Although J Sainsbury (LSE: SBRY) (NASDAQOTH: JSAIY.US) hasn’t attracted the scathing criticism dished out to Tesco and Wm. Morrison Supermarkets over the last year, it’s not escaped unscathed.
Indeed, I think that Sainsbury’s long-standing chief executive, Justin King, stepped aside at just the right moment — ahead of an expected downturn in the supermarket’s profits over the next couple of years.
Sainsbury’s share price has now fallen by 28% from its 52-week high of 428p — so is now a good time to buy?
Valuation
Let’s start with the basics: how is Sainsbury valued against its historic and forecast earnings?
P/E ratio | Current value |
P/E using 5-year average adjusted earnings per share | 10.8 |
2-year average forecast P/E | 10.4 |
Source: Company reports, consensus forecasts
Based on these figures, Sainsbury looks very reasonably priced at the moment, although it’s noticeable that the firm’s forecast P/E is slightly lower, highlighting the market’s expectations for a fall in earnings this year.

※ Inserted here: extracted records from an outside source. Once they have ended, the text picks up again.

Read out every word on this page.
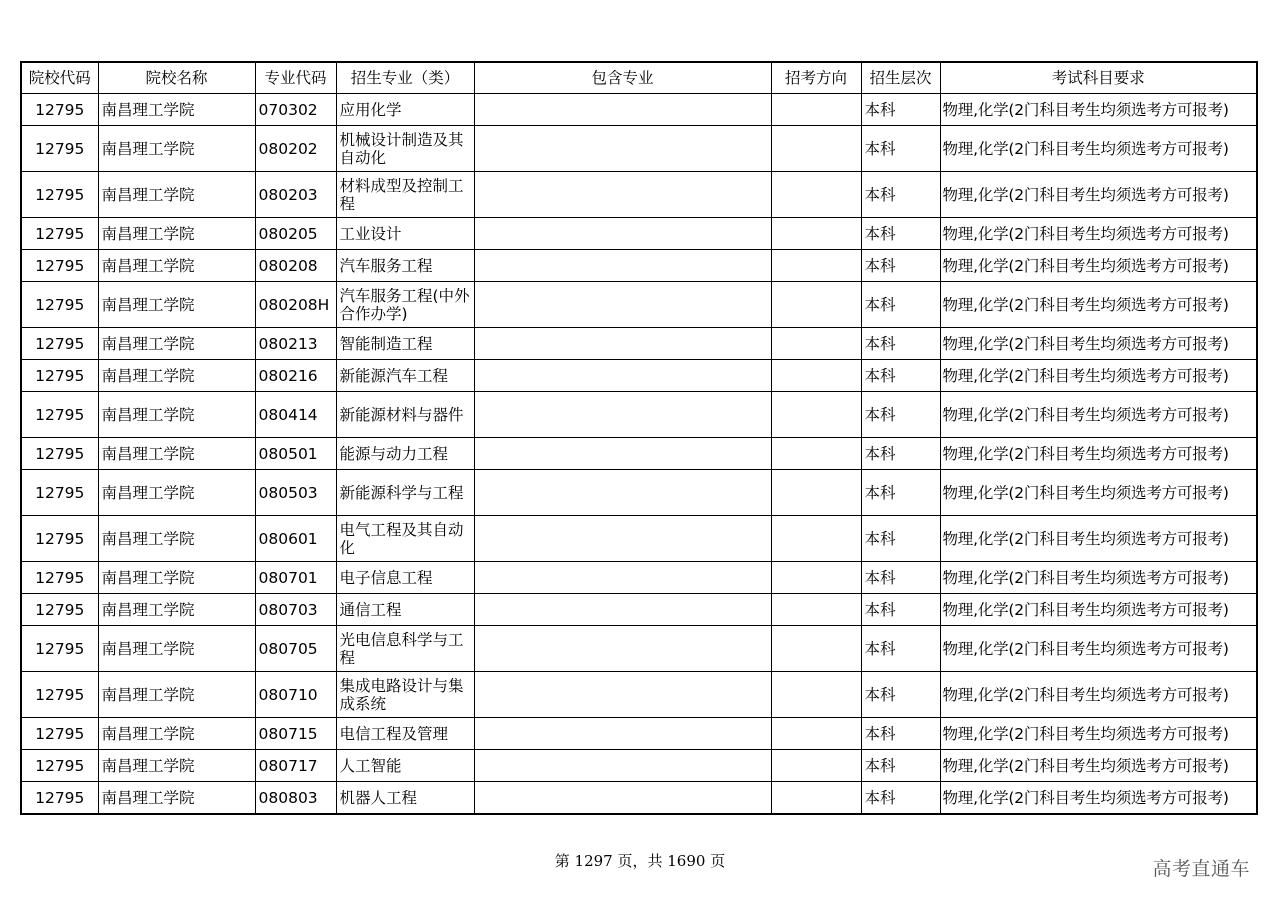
院校代码	院校名称	专业代码	招生专业（类）	包含专业	招考方向	招生层次	考试科目要求
12795	南昌理工学院	070302	应用化学			本科	物理,化学(2门科目考生均须选考方可报考)
12795	南昌理工学院	080202	机械设计制造及其自动化			本科	物理,化学(2门科目考生均须选考方可报考)
12795	南昌理工学院	080203	材料成型及控制工程			本科	物理,化学(2门科目考生均须选考方可报考)
12795	南昌理工学院	080205	工业设计			本科	物理,化学(2门科目考生均须选考方可报考)
12795	南昌理工学院	080208	汽车服务工程			本科	物理,化学(2门科目考生均须选考方可报考)
12795	南昌理工学院	080208H	汽车服务工程(中外合作办学)			本科	物理,化学(2门科目考生均须选考方可报考)
12795	南昌理工学院	080213	智能制造工程			本科	物理,化学(2门科目考生均须选考方可报考)
12795	南昌理工学院	080216	新能源汽车工程			本科	物理,化学(2门科目考生均须选考方可报考)
12795	南昌理工学院	080414	新能源材料与器件			本科	物理,化学(2门科目考生均须选考方可报考)
12795	南昌理工学院	080501	能源与动力工程			本科	物理,化学(2门科目考生均须选考方可报考)
12795	南昌理工学院	080503	新能源科学与工程			本科	物理,化学(2门科目考生均须选考方可报考)
12795	南昌理工学院	080601	电气工程及其自动化			本科	物理,化学(2门科目考生均须选考方可报考)
12795	南昌理工学院	080701	电子信息工程			本科	物理,化学(2门科目考生均须选考方可报考)
12795	南昌理工学院	080703	通信工程			本科	物理,化学(2门科目考生均须选考方可报考)
12795	南昌理工学院	080705	光电信息科学与工程			本科	物理,化学(2门科目考生均须选考方可报考)
12795	南昌理工学院	080710	集成电路设计与集成系统			本科	物理,化学(2门科目考生均须选考方可报考)
12795	南昌理工学院	080715	电信工程及管理			本科	物理,化学(2门科目考生均须选考方可报考)
12795	南昌理工学院	080717	人工智能			本科	物理,化学(2门科目考生均须选考方可报考)
12795	南昌理工学院	080803	机器人工程			本科	物理,化学(2门科目考生均须选考方可报考)
第 1297 页，共 1690 页	高考直通车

What about the fundamentals?
Sainsbury’s sales, profits and dividend payments have all grown steadily over the last five years, as these figures show:
Financial summary | 5-year compound average growth rate |
Sales | 4.2% |
Underlying pre-tax profit | 5.5% |
Adjusted earnings per share | 6.5% |
Dividend | 4.0% |
Source: Company reports
However, it’s worth noting that these apparently solid profits have not translated into free cash flow, thanks to the firm’s heavy investment in new stores.
Last year, for example, the Sainsbury’s net debt rose by £222m, once the cash acquired with Sainsbury’s Bank was stripped out. This means that the majority of last year’s £320m dividend payment was effectively funded by borrowing, as it was in 2012/13.
Given this, perhaps it’s not surprising that consensus forecasts currently suggest that Sainsbury’s dividend could fall by around 4.5% this year, to 16.5p.
Buy or sell?
Unlike Tesco and Morrison, Sainsbury looks reasonably healthy and has not suffered the dramatic slides in sales seen at the other two firms. On the face of it, now would be a great time to buy.
There’s only one risk.
Morrison’s sales have slumped, and the firm is busy slashing prices. Tesco’s sales are also down, and I expect the firm’s new CEO, Dave Lewis, to follow Morrison’s example, and kick off a price war this autumn.
Sainsbury’s seems to have escaped so far, but it may simply be the last to arrive at the party. This could be a problem, as Sainsbury’s profit margins are already lower than those of Morrison and Tesco, giving the more upmarket firm less room to manoeuvre on price.
I think the risks are evenly balanced for Sainsbury, and rate the supermarket as a hold. However, I don’t think the firm is the best opportunity in today’s market — far from it, in fact.